Introduction

beRBP is a Random Forests based approach to Binding Estimation for human RNA-Binding Proteins (RBP). beRBP is aimed to predict RNA sequence(s) bound by a given RBP characterized with a specific position-weighted matrix (PWM).

beRBP provides a composite solution overarching the RBP-specific and RBP-general strategies. beRBP built 37 ‘Specific models’ for 29 RBPs/37 PWMs, each of which have a decent number of known targets. Meanwhile, it pooled RBP-RNA interactions and trained a ‘General model’ for any RBPs with characterized PWMs. The General model has much broader application scope but comparable performance to Specific models.

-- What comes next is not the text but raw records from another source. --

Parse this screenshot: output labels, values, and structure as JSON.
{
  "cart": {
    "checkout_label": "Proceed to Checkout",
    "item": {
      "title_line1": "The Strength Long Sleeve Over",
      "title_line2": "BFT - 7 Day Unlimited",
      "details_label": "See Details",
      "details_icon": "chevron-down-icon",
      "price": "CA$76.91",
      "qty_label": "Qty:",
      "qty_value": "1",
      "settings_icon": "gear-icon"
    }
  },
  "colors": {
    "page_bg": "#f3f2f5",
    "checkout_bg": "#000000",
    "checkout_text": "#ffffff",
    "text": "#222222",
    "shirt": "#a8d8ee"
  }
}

Currently, beRBP webserver enables binding discovery on one/multiple RNA sequences for 29 RBPs/37 PWMs (Specific models), 143 RBPs/175 PWMs (the General model), and any RBPs with user-provided PWMs or RBP sequences (the General model).


Methodology

Given a candidate RNA sequence and a PWM of a RBP, beRBP generated four types of feature scores, including motif matching, motif clustering, motif conservation, and spatial accessibility. Based on random forests, beRBP-Specific models were trained by known targets of each RBP, while beRBP-General model was built by pooling known targets from all RBPs after post-scoring standardization. beRBP-General captured the common patterns of RBP recognizing targets beyond PWM confinement.


alternate text
A) Four types of feature scores. B) Specific models and the General model. C) beRBP webserver workflow.